Suggested Panel Layout¶
Row 1 — Gateway Health (per namespace)
| Panel | Query | Visualization |
|---|---|---|
| Active sessions | actions_gateway_active_sessions |
Stat / Time series |
| Jobs acquired/min | rate(actions_gateway_jobs_acquired_total[5m]) * 60 |
Time series |
| Token refresh errors | rate(actions_gateway_token_refresh_errors_total[5m]) |
Stat (threshold: >0 = red) |
| RenewJob errors | rate(actions_gateway_renewjob_errors_total[5m]) |
Stat (threshold: >0 = yellow) |
Row 2 — Pod Creation Latency SLO
| Panel | Query | Visualization |
|---|---|---|
| p95 latency | actions_gateway:pod_creation_latency_seconds:p95 |
Gauge (green <15s, yellow <60s, red >60s) |
| p99 latency | actions_gateway:pod_creation_latency_seconds:p99 |
Gauge |
| Latency heatmap | rate(actions_gateway_pod_creation_latency_seconds_bucket[5m]) |
Heatmap |
Row 3 — Job Throughput (per runner_group)

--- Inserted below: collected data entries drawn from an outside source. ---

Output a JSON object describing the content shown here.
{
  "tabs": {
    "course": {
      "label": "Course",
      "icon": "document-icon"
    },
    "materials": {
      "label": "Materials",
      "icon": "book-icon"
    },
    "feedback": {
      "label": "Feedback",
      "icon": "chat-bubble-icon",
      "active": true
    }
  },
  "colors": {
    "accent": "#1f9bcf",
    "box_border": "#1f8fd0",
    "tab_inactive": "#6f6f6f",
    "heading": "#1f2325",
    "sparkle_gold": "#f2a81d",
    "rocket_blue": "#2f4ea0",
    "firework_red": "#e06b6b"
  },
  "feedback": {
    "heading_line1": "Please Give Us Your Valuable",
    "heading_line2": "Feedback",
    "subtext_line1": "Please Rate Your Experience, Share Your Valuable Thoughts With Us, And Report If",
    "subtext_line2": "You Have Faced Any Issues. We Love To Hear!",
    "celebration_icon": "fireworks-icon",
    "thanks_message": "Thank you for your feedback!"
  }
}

| Panel | Query | Visualization |
|---|---|---|
| Jobs acquired total | increase(actions_gateway_jobs_acquired_total[1h]) |
Bar chart by runner_group |
| Job duration p50/p95 | actions_gateway:job_duration_seconds:p50/p95 |
Time series |
| Eviction retries | increase(actions_gateway_eviction_retries_total[1h]) |
Bar chart |
| Eviction budget exhausted | increase(actions_gateway_eviction_retries_exhausted_total[1h]) |
Stat (threshold: >0 = red) |
Row 4 — Proxy and Quota
| Panel | Query | Visualization |
|---|---|---|
| Proxy replica count | kube_deployment_status_replicas_ready{deployment="actions-gateway-proxy"} |
Time series |
| HPA desired vs. current | HPA metrics from kube_horizontalpodautoscaler_* |
Time series |
| ResourceQuota usage | kube_resourcequota filtered by namespace |
Bar gauge |
Row 5 — GMC Overview
| Panel | Query | Visualization |
|---|---|---|
| Managed gateways | actions_gateway_managed_gateways |
Stat |
| Reconcile errors | rate(actions_gateway_reconcile_errors_total[5m]) |
Time series by controller |
| IP range refreshes | increase(actions_gateway_ip_range_updates_total[24h]) |
Stat |
Dashboard Variables¶
Add these template variables to make the dashboard multi-tenant:
$namespace—label_values(actions_gateway_active_sessions, namespace)— allows filtering to a single tenant$runner_group—label_values(actions_gateway_active_sessions{namespace="$namespace"}, runner_group)— allows filtering to a specific RunnerGroup
Label Cardinality Warning¶
Metric labels are scoped to namespace and runner_group. To avoid label cardinality explosion:
- Do not use dynamically generated
runner_groupnames (e.g. names incorporating PR numbers or commit SHAs). Each unique combination ofnamespace+runner_groupcreates a distinct time series; thousands of unique names will cause memory pressure in Prometheus. - Stable, human-meaningful names like
gpu-2x,cpu-standard,gpu-a100are correct. These are configured in theActionsGatewayspec and should not change after initial setup. - If you need per-workflow or per-repo attribution, use Prometheus recording rules or labels from job metadata, not from RunnerGroup names.